By Julian Hattem - 04/17/13 09:09 PM EDT
A portion of the Dodd-Frank law states that the board can collect fees or assessments "equal to the total expenses the Board estimates are necessary or appropriate to carry out the supervisory and regulatory responsibilities of the Board with respect to such companies."
Under the law, banks with over $50 billion in assets will have to pay the cost, and other financial institutions may have to in the future, if the Treasury Department's Financial Stability Oversight Council decides they should be subject to the board's oversight.
The Fed asserts that larger financial institutions demand larger regulatory scrutiny, and hence should pay for the extra work.
"Larger companies are often more complex companies, with associated risks that play a large role in determining the supervisory resources needed for that company," the proposal states. "The largest companies, because of their increased complexity, risk and geographic footprints, usually receive more supervisory attention."

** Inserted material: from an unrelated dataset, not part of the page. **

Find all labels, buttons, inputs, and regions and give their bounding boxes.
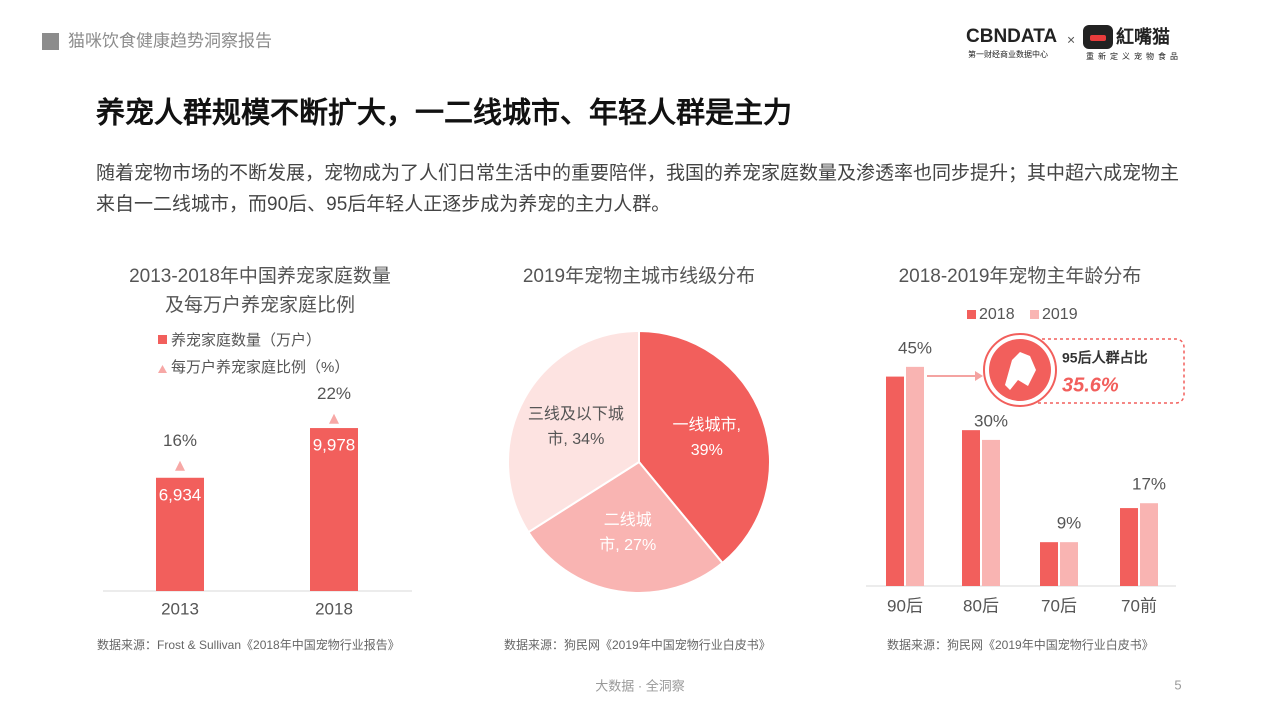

The fee would reimburse the board for any expenses it undertook in the course of its supervision of the banks, potentially including expenses arising from examinations and inspections of financial institutions, meetings, stress tests, enforcement actions and developing and explaining regulations.
Under the proposal, assessments after 2014 will be based on a three-year average of the Fed's estimated expenses, and financial institutions will be notified of the amount they had to pay for the previous year by July 15. Institutions will have an option to appeal the charge.
The board's proposal will be published in the Federal Register on Thursday, and the board will accept comments until June 15.